I’ve completed all three books I’ve been reading and I feel as if my friends have moved away.
The Illegal by Lawrence Hill ended as I parked my car in the garage. Keita Ali and The Bombay Booty, Candace Freixa, John Falconer, Viola Hill, Mrs. Ivernia Beech, Charity Ali, Lula DiStefano, Anton Hamm, Freedom State and Zantoroland, and the Ortiz Sea, Saunders, AfricTown, Rocco Calder,Graeme Wellington, Yvette Peters. During the audio reading of this book, for the second time, I’d wake up from my night time sleep thinking about Keita Ali and the Bomby Booty. As I looked at the immigrants cleaning in the office towers, working as bank tellers, security guards in malls and department stores, and gathering outside of government offices, I’d think of AfricTown and Lula DiStefano. As the media poured out news about the US presidential race, I’d think of Graeme Wellington. And when older women spoke of the difficulties in making ends meet on their pensions, I’d think of Ivernia Beech. There are so very many parallels to the contemporary Canadian life that is reflected in Lawrence Hill’s Illegal. It was a melancholy moment when the ending came as Thank you for listening to an audible book.
I have been reading Kylie Gilmore The opposite of Wild while I walked on my treadmill. I enjoyed this Clover Park novel because the characters were so well formed that I knew where I was every time I returned to the novel. Liz Garner was the woman who cared too much for her younger sister, Daisy and although well meaning, sometimes the helping really hinders. But the need to assist led her to Mrs. Maggie O’Hare and her grandsons, especially Ryan, the policeman turned private detective. In some ways this reminded me of a song that was popular many years ago about an office worker who no one paid any attention to but on Fridays after work she broke free and danced her heart out. This story also explores how we may be able to convince ourselves that we do not want to be emotionally involved but rather just enjoy a sexual relationship with no strings attached. But there are always strings.
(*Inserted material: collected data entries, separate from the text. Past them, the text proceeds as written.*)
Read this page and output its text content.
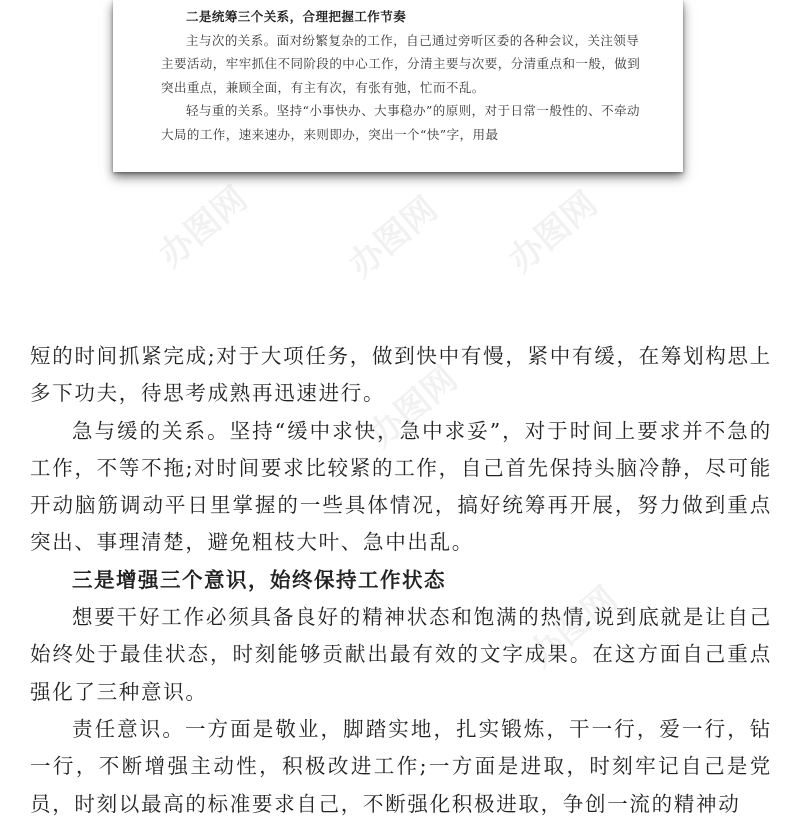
二是统筹三个关系，合理把握工作节奏

主与次的关系。面对纷繁复杂的工作，自己通过旁听区委的各种会议，关注领导主要活动，牢牢抓住不同阶段的中心工作，分清主要与次要，分清重点和一般，做到突出重点，兼顾全面，有主有次，有张有弛，忙而不乱。

轻与重的关系。坚持“小事快办、大事稳办”的原则，对于日常一般性的、不牵动大局的工作，速来速办，来则即办，突出一个“快”字，用最

办图网	办图网 办图网
办图网
办图网

短的时间抓紧完成;对于大项任务，做到快中有慢，紧中有缓，在筹划构思上多下功夫，待思考成熟再迅速进行。

急与缓的关系。坚持“缓中求快，急中求妥”，对于时间上要求并不急的工作，不等不拖;对时间要求比较紧的工作，自己首先保持头脑冷静，尽可能开动脑筋调动平日里掌握的一些具体情况，搞好统筹再开展，努力做到重点突出、事理清楚，避免粗枝大叶、急中出乱。

三是增强三个意识，始终保持工作状态

想要干好工作必须具备良好的精神状态和饱满的热情,说到底就是让自己始终处于最佳状态，时刻能够贡献出最有效的文字成果。在这方面自己重点强化了三种意识。

责任意识。一方面是敬业，脚踏实地，扎实锻炼，干一行，爱一行，钻一行，不断增强主动性，积极改进工作;一方面是进取，时刻牢记自己是党员，时刻以最高的标准要求自己，不断强化积极进取，争创一流的精神动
And finally, a hard cover book I picked up at a book sale. daniel isn’t talking by marti leimbach published in 2006. This is a story about labeling children and being courageous against what the experts say. The toll it takes on the family and also cross cultures. Melanie is American and who went to London after losses in her life. When her British, soon to be husband, Stephen asks, “What brings you to England?” Melanie answers that she really doesn’t know. He laughed and said, “You didn’t just get lost.” She said, “Yes, that’s exactly it. I got lost.”
Life is pretty good, Melanie tries to fit into Stephen’s extended family but expectations about what a family would look like didn’t include an American.
This book explores what it means to be a family and the sacrifices the members will make to keep the unit together.
I didn’t actually know until the end, what Melanie would do to keep her Emily, Daniel and Andy together.
She surprised me in a good way. She wasn’t lost anymore.
Now you can understand why I’m feeling slightly adrift. My friends are only a memory, but also the signs of very good authors who held my attention, through driving and making dinners, through my treadmill exercise, and finally as my bedtime and breakfast read.